The AFP raided the boy's family home last year and found two Apple laptops with serial numbers that matched those of the devices used in the hacking.

The following quote was more in line with what I was expecting to see:

A mobile phone and hard drive were also seized and the IP address... matched the intrusions into the organisation.

I am aware that TCP/IP packets will contain headers which expose the source IP address and that the IP address could be used to trace back to an individual network (such as the house from which the hack was conducted from).

What I'm more interested in is the first quote. Why would a laptop serial number be present in network packets leaving the machine?
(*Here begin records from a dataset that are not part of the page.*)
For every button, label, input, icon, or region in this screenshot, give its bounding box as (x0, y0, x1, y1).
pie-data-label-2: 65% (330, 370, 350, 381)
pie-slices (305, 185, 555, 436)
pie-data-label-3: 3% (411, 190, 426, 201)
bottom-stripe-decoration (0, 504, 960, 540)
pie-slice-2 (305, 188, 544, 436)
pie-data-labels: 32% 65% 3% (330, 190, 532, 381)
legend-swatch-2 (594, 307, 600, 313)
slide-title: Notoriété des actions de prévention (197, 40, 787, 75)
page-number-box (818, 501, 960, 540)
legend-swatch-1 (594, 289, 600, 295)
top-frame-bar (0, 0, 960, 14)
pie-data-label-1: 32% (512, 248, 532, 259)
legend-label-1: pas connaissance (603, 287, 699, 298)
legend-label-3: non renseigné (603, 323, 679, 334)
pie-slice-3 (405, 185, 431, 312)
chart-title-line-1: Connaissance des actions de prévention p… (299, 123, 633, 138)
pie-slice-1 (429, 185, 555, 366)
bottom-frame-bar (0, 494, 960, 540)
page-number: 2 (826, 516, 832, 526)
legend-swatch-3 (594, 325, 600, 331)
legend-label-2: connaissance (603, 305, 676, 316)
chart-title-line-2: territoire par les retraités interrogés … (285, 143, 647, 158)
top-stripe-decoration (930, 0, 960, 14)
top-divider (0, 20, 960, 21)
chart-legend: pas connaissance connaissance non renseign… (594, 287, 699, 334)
Is this a common "feature" used by some well known application or protocol such as SSH?

  • broken into the company's mainframe a number of times raise my eyebrow, the writing is old school.
    – mootmoot
    Commented Aug 17, 2018 at 15:57

1 Answer 1


It was probably likely that by 'serial numbers' they were referring to the MAC addresses of the devices, rather than the physical security numbers of the device.

A prosecutor told the court: "A mobile phone and hard drive were also seized and the IP address... matched the intrusions into the organisation.

There is a protocol known as ARP, or the Address Resolution Protocol that converts IP addresses to MAC addresses, so that traffic knows which address to send given data to, and is commonly used as an identifier for where attacks originate from, what machines have egressed to a given network, where malware originated from within a company, etc. etc.

But to answer your question, there isn't any need for a physical security number to access a network for two reasons.

  • MAC addresses serve as individual identifiers
  • Numbers, like MAC, IP, and hypothetically serial numbers can all be spoofed.

If you need more info on any of these topics leave a comment and ill do my best to answer your questions.

  • 6
    MAC addresses do not propagate beyond a single router... There is no way they would have gotten the MAC address just because he connected to their servers, unless he connected directly via Ethernet at their very datacenter. I highly doubt the MAC addresses were responsible.
    – forest
    Commented Aug 17, 2018 at 10:00
  • @forest Maybe if he VPN-ed in? Commented Aug 17, 2018 at 10:49
  • @user1133275 OpenVPN at least sets the MAC address to all 0s.
    – forest
    Commented Aug 17, 2018 at 10:50
  • 2
    He may have exploited one of Apple's proprietary protocols like find my laptop which would have contained all the information necessary to find him Commented Aug 17, 2018 at 10:58
  • @user1133275 That's very possible, though I don't know anything about Apple's protocols. My point is just that I disagree with this answer and think that it is most probably not the MAC address.